Vengeance par Joe Casey et Nick Dragotta
Un article de PRÉSENCE
VO: Marvel
VF: Panini
1ère publication le 11/05/15- MAJ le 29/07/19
Il s’agit d’un récit complet en 6 épisodes, initialement parus en 2011, écrits par Joe Casey, dessinés et encrés par Nick Dragotta, mis en couleurs par Brad Simpson, avec des couvertures de Gabriele Dell’Otto.
C’est à la fois très simple et très compliqué. La version simple : 2 nouveaux groupes composés de jeunes dotés de superpouvoirs souhaitent se tailler une place sous le soleil de l’univers partagé Marvel : la Teen Brigade et les Young Masters. La version qui exige un peu plus d’attention : du côté des superhéros, la Teen Brigade est composée d’Ultimate Nullifier, Miss America (America Chavez), Angel (Angel Salvatore), Barnell Bohusk (Beak). Cette équipe bénéficie d’un informateur qui est Larry Young (Jack Truman, ex agent 18) un ex agent du SHIELD leur indiquant où aller récupérer des armes ou des prisonniers devant être neutralisés. C’est ainsi qu’ils libèrent une version adolescente de l’In-Betweener.
Du mauvais côté de la loi, il y a les Young Masters (of Evil) composés d’Executionner (Danny Dubois), Egghead, Radioactive Kid, Black Knight et Mako. Premier objectif : s’approprier le cadavre de Bullseye. Mais il y a aussi cette histoire de projet de modification moléculaire sur des êtres humains, mené sous l’autorité du Red Skull (Crâne Rouge, Johann Schmidt) en 1944.
Il y a aussi l’intervention d’un autre groupe de superhéros (les Defenders, même si ce nom n’est jamais prononcé), sous l’autorité de Kyle Richmond, comprenant Son of Satan (Daimon Hellstrom), She-Hulk (Jennifer Walters), Nighthawk (Joaquin Pennysworth) et Krang (un atlante). Enfin le parcours de quelques-uns de ces personnages va croiser celui de 5 supercriminels majeurs de l’univers partagé Marvel.
Dans la courte postface (1 paragraphe), Tom Brennan (le responsable éditorial) explique que cette curieuse histoire trouve son origine dans un point de départ inhabituel.
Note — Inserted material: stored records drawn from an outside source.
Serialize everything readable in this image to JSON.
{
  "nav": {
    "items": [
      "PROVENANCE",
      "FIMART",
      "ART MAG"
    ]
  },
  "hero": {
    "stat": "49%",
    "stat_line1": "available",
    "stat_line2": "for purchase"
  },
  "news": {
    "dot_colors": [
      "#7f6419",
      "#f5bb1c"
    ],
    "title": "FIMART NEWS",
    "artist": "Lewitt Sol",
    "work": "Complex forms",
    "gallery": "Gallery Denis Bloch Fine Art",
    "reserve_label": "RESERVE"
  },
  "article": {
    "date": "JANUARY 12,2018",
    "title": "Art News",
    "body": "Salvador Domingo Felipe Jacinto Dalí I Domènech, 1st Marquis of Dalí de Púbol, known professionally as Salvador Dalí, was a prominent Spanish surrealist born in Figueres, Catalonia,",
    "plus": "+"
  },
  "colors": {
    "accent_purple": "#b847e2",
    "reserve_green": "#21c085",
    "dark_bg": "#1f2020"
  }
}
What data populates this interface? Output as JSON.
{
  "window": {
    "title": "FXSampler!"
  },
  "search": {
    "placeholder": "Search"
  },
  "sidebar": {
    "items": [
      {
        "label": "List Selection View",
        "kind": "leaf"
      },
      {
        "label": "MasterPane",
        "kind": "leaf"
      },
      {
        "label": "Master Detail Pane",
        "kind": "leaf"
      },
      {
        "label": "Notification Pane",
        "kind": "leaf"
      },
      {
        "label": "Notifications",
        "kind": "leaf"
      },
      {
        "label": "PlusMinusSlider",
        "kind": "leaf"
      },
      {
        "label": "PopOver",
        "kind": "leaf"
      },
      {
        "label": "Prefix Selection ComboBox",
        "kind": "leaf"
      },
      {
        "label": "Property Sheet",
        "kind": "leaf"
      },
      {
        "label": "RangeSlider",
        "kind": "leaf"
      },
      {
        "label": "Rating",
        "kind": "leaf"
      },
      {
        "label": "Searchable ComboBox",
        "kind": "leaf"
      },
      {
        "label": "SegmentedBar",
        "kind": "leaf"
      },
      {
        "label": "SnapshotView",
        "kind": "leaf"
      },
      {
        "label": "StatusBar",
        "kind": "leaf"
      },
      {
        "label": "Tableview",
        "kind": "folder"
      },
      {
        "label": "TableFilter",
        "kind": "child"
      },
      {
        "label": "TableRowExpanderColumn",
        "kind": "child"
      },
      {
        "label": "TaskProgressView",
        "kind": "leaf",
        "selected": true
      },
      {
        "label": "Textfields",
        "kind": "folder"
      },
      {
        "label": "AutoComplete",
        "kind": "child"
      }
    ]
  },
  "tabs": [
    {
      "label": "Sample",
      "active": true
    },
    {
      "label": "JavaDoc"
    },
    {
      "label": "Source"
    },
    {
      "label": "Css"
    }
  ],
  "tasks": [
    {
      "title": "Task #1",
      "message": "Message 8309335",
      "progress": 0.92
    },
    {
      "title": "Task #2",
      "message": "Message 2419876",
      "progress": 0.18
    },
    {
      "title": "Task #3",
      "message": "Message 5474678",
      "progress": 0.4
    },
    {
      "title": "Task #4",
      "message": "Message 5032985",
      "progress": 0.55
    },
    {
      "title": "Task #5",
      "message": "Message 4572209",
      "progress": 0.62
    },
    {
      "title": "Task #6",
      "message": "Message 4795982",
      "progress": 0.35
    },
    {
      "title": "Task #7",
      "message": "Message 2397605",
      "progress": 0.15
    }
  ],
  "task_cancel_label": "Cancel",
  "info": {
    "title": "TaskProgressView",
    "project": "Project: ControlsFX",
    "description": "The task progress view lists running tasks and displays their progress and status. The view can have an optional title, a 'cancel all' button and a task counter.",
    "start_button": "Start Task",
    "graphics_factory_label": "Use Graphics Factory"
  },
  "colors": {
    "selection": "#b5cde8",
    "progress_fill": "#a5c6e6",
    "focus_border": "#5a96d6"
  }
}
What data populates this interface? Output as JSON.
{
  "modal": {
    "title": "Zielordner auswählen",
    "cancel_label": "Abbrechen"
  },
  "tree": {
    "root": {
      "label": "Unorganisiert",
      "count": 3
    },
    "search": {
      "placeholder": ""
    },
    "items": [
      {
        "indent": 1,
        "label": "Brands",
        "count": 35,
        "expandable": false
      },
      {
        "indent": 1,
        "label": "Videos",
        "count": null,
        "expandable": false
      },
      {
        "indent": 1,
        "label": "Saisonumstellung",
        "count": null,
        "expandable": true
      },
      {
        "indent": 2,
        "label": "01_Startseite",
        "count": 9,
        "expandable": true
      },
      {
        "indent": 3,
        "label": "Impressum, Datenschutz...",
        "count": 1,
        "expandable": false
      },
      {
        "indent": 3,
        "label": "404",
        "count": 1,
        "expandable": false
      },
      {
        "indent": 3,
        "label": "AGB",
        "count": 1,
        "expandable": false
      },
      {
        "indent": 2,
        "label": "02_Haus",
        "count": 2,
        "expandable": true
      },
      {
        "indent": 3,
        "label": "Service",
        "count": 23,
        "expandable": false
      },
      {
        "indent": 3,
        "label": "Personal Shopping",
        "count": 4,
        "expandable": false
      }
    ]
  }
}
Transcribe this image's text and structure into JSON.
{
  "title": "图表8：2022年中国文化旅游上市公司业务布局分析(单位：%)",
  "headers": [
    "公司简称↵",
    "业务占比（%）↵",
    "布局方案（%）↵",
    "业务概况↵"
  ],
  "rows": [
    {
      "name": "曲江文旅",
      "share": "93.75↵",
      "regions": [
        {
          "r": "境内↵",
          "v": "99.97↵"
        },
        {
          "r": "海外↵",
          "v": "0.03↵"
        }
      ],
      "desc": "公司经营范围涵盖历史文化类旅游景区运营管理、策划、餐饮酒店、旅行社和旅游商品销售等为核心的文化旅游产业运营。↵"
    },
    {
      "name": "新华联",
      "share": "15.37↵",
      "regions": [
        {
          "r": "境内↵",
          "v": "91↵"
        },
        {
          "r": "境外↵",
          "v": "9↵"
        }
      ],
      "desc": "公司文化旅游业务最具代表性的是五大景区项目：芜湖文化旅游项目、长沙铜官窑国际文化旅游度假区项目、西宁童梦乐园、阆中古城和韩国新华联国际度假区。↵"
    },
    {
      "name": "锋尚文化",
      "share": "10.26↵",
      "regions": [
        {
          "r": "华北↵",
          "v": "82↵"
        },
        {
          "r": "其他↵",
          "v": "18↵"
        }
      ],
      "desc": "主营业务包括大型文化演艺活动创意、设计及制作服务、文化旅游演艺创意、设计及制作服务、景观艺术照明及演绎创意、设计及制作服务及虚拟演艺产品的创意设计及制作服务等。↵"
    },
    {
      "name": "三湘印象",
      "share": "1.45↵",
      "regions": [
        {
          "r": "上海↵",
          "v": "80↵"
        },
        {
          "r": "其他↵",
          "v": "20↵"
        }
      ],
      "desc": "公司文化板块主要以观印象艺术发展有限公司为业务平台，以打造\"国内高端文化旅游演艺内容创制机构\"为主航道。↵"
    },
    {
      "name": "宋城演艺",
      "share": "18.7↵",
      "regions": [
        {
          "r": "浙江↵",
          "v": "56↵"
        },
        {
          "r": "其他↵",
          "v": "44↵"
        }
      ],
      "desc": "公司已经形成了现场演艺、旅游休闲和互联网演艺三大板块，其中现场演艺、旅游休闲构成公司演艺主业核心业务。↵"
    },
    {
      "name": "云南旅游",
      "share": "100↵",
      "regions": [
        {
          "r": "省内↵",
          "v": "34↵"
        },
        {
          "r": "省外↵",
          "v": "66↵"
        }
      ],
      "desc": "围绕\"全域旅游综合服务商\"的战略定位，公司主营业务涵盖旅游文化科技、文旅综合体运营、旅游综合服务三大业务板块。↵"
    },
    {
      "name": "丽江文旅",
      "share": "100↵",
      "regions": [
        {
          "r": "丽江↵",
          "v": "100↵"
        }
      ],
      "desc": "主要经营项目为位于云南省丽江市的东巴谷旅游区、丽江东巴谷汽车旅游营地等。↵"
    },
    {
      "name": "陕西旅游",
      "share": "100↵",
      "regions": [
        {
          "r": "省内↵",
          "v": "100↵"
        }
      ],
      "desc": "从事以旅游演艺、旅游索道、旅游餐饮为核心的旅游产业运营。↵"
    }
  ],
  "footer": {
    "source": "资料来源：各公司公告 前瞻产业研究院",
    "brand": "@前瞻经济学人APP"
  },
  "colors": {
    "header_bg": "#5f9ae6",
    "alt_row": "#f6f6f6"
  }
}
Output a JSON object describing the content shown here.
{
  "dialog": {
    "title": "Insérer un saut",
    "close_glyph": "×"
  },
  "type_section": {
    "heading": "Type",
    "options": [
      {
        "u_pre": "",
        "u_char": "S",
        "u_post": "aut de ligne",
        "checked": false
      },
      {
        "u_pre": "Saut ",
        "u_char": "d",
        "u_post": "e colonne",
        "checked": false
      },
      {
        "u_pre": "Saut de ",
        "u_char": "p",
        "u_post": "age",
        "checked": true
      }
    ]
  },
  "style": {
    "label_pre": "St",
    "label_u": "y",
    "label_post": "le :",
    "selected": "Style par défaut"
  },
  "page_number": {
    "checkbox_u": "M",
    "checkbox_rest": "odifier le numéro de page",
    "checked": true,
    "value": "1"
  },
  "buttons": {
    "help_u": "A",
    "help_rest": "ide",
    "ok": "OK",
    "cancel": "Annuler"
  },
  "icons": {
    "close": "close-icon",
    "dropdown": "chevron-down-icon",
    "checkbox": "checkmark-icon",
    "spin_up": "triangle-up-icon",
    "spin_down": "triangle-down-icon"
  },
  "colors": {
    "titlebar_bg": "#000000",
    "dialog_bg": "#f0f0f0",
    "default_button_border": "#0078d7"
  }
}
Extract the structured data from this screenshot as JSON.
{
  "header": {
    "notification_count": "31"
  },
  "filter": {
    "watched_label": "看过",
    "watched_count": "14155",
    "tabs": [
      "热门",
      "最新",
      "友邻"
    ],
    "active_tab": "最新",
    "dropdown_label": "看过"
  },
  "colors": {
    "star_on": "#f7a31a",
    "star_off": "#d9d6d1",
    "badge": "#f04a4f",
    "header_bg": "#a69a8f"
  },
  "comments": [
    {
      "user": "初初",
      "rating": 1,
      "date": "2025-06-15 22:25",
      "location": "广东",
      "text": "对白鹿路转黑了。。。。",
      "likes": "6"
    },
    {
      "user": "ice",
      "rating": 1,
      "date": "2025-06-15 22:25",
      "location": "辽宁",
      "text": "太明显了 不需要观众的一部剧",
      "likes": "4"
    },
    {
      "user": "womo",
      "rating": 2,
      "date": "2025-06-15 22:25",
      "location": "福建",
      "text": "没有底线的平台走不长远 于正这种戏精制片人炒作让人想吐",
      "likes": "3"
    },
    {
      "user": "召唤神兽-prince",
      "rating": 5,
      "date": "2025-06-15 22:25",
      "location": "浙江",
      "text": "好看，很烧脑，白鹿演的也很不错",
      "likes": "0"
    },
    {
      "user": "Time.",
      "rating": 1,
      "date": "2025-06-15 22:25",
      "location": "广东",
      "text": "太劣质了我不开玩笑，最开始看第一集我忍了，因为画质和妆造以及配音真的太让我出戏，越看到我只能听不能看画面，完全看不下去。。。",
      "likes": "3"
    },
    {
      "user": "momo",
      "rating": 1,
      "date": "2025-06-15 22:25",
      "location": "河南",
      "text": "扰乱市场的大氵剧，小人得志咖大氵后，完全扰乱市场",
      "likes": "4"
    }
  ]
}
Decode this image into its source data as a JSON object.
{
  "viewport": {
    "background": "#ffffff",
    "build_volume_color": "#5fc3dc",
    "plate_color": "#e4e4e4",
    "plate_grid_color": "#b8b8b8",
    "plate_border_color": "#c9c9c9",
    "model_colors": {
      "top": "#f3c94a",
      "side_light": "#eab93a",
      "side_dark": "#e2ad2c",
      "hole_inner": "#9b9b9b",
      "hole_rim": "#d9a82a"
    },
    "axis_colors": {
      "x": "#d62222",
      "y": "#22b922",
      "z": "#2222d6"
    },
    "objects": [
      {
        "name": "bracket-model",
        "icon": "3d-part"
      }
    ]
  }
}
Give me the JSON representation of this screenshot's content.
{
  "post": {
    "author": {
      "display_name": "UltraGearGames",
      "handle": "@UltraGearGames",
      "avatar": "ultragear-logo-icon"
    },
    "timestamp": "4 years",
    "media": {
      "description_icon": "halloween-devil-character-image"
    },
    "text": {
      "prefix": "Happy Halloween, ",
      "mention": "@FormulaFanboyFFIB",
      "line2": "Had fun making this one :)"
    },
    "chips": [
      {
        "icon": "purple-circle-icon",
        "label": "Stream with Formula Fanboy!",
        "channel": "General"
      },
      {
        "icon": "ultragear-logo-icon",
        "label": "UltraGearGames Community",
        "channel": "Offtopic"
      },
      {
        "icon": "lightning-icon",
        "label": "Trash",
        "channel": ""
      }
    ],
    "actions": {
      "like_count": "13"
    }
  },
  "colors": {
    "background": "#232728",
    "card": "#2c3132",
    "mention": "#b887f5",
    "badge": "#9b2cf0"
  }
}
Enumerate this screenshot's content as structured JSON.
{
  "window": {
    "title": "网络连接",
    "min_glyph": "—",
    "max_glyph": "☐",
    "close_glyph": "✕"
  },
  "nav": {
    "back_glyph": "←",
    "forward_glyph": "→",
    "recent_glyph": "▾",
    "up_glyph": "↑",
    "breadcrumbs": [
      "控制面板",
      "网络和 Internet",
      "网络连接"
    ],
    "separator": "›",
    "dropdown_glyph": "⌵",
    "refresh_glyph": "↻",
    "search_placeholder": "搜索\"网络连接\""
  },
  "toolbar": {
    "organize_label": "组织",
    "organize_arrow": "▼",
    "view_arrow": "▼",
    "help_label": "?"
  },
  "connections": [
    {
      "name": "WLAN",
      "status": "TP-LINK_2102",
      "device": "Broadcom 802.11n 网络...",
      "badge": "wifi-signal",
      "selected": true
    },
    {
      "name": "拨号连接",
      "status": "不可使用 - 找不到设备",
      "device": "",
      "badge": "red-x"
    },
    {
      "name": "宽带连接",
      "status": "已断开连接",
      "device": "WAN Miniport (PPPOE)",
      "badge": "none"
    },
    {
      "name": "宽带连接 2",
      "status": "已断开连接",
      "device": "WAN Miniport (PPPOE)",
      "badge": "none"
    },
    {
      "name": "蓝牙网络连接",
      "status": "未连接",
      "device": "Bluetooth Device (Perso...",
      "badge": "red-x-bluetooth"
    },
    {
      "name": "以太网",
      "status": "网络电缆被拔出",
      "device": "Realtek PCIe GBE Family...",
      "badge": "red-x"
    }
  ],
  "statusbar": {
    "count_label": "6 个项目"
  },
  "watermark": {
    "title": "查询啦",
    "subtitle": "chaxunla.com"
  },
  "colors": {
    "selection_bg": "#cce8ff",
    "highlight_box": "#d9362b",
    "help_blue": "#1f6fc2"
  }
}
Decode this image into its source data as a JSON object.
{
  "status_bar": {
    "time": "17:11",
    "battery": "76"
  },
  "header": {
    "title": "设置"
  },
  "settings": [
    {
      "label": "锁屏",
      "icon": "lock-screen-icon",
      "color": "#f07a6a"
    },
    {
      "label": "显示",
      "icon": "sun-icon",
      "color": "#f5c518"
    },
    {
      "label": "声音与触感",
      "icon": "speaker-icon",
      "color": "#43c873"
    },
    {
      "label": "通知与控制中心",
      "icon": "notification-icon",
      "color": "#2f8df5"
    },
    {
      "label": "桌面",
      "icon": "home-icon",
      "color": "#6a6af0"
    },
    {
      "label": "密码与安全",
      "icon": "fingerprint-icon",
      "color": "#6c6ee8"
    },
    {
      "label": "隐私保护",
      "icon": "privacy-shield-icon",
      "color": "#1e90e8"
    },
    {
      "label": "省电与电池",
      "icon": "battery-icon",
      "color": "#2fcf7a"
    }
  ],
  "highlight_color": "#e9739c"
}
Gabrielle Dell’Otto avait réalisé 6 peintures à l’effigie de Magneto, Bullseye, Doctor Octopus, Loki, Red Skull et Doctor Doom et que Brennan a demandé à Joe Casey une proposition d’histoire lui permettant d’utiliser ces 6 portraits comme couverture de chacun des épisodes.
Joe Casey est aussi bien connu pour ses comics pour Marvel et DC, que pour ses créations plus débridées : X-Men, Wildcats, Butcher Baker, le redresseur de torts, SEX, The Bounce. Dès les premières séquences, il est visible qu’il a pris un grand plaisir avec les jouets Marvel, pour un récit regorgeant de références obscures, et d’une énergie qui n’appartient qu’à la jeunesse. Il est certain que la forme rebutera les lecteurs occasionnels de l’univers Marvel.
D’un côté, Casey s’amuse comme un petit fou à retranscrire l’ébullition propre à la jeunesse, surtout dans l’action, le mouvement et l’instantanéité (il reprend même le dispositif des tweets entre personnage, avec pseudos, qu’il avait auparavant utilisé dans Final Crisis aftermath – Dance en VO). D’entrée de jeu, il insuffle un rythme narratif très soutenu, avec une première page consacré à un personnage non identifié prenant un verre dans un bar, puis une double page dans une discothèque avec des tweets de personnages non identifiés, puis une page consacrée à un entretien sibyllin entre Red Skull et Adolf Hitler, et enfin une séquence (relativement) longue (4 pages d’affilée) relatant une intervention de Miss America.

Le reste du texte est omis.